Observations par Ndiaw DIOUF,
Agrégé des Facultés de droit,
Directeur du Centre de Recherche, d’Etude et de Documentation sur les Institutions et les Législations Africaines (CREDILA),
Faculté des Sciences Juridiques et Politiques de l’UCAD
Ce jugement du tribunal Régional hors classe de Dakar attire l’attention en ce qu’il apporte un éclairage nouveau sur une question controversée, celle des nantissements des impenses immobilières.
Les faits qui ont donné lieu à ce jugement sont relativement simples. La Banque Islamique du Sénégal avait déclenché une procédure d’expropriation forcée d’un immeuble faisant l’objet d’un permis d’occuper et sur lequel avaient été réalisées des impenses consistant en trois chambres, une chambrette, un salon, une cuisine et une salle de bain.

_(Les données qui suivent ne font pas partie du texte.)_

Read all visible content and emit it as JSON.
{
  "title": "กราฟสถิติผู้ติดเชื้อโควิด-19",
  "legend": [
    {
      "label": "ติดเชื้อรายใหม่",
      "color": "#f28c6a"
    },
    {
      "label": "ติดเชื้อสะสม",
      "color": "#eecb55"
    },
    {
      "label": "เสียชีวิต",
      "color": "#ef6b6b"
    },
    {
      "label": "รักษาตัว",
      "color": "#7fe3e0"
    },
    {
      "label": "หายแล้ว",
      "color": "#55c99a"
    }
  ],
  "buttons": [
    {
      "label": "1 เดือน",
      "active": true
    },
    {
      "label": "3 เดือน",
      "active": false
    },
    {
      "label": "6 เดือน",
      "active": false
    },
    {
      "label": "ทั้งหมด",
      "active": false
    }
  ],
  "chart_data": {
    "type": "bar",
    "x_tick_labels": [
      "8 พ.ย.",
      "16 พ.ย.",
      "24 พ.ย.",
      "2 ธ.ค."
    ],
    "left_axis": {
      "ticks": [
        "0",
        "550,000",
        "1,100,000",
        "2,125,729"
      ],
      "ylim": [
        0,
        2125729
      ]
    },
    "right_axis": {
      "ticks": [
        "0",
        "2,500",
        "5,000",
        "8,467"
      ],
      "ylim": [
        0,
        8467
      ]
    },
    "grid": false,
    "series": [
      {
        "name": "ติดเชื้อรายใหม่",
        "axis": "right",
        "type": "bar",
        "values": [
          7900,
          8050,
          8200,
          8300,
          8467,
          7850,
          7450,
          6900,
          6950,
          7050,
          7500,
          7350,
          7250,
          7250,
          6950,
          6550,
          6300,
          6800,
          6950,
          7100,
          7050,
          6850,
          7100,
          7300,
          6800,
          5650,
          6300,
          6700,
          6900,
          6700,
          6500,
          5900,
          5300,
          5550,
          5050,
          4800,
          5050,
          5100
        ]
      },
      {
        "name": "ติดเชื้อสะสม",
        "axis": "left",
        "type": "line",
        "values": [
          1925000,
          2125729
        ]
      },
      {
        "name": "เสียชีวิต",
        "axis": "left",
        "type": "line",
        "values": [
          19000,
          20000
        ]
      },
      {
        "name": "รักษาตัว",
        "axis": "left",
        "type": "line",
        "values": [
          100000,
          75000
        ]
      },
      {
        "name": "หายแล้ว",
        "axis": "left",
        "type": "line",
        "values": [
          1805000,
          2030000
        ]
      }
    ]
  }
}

Le saisi a déposé des dires pour faire juger que la procédure de vente est nulle. Il invoque entre autres moyens, la nullité du gage s’appuyant sur les dispositions de l’article 872 du COCC déclaré applicable compte tenu de la date de la sûreté consentie en 1986, le Tribunal rappelle à juste raison que les impenses immobilières ne peuvent faire l’objet de nantissement.
La solution serait exactement la même si la décision était intervenue sous l’empire de l’Acte Uniforme portant organisation des sûretés.
Toutefois, la conséquence que le tribunal tire de sa constatation ne paraît pas satisfaisante. En effet, le Tribunal semble dire que le nantissement n’étant pas possible sur les impenses immobilières, les poursuites qui se fondent sur une promesse de nantissement ou de gage portant sur des impenses immobilières sont nulles.
C’est comme si la validité d’une saisie d’impenses était subordonnée au caractère de la créance. Pourtant, il a toujours été admis que le caractère chirographaire d’une créance n’enlève pas à son titulaire le droit de poursuivre l’expropriation forcée d’un immeuble (voir sur cette question Assi – ESSO et Ndiaw DIOUF, Ohada - Le Recouvrement des créances, Bruylant, Collection Droit Uniforme Africain, Bruxelles 2002 n° 435, p. 193). Dès lors, si seule la sûreté est contestée, les poursuites pourront être valablement engagées, puisque le créancier pourra toujours les exercer en qualité de créancier chirographaire. Il sera certes possible de lui opposer les dispositions de l’article 28 alinéa 2, qui prévoient que « Sauf s’il s’agit d’une créance hypothécaire ou privilégiée, l’exécution est poursuivie d’abord sur les biens meubles et, en cas d’insuffisance de ceux-ci, sur les immeubles », mais c’est un autre problème.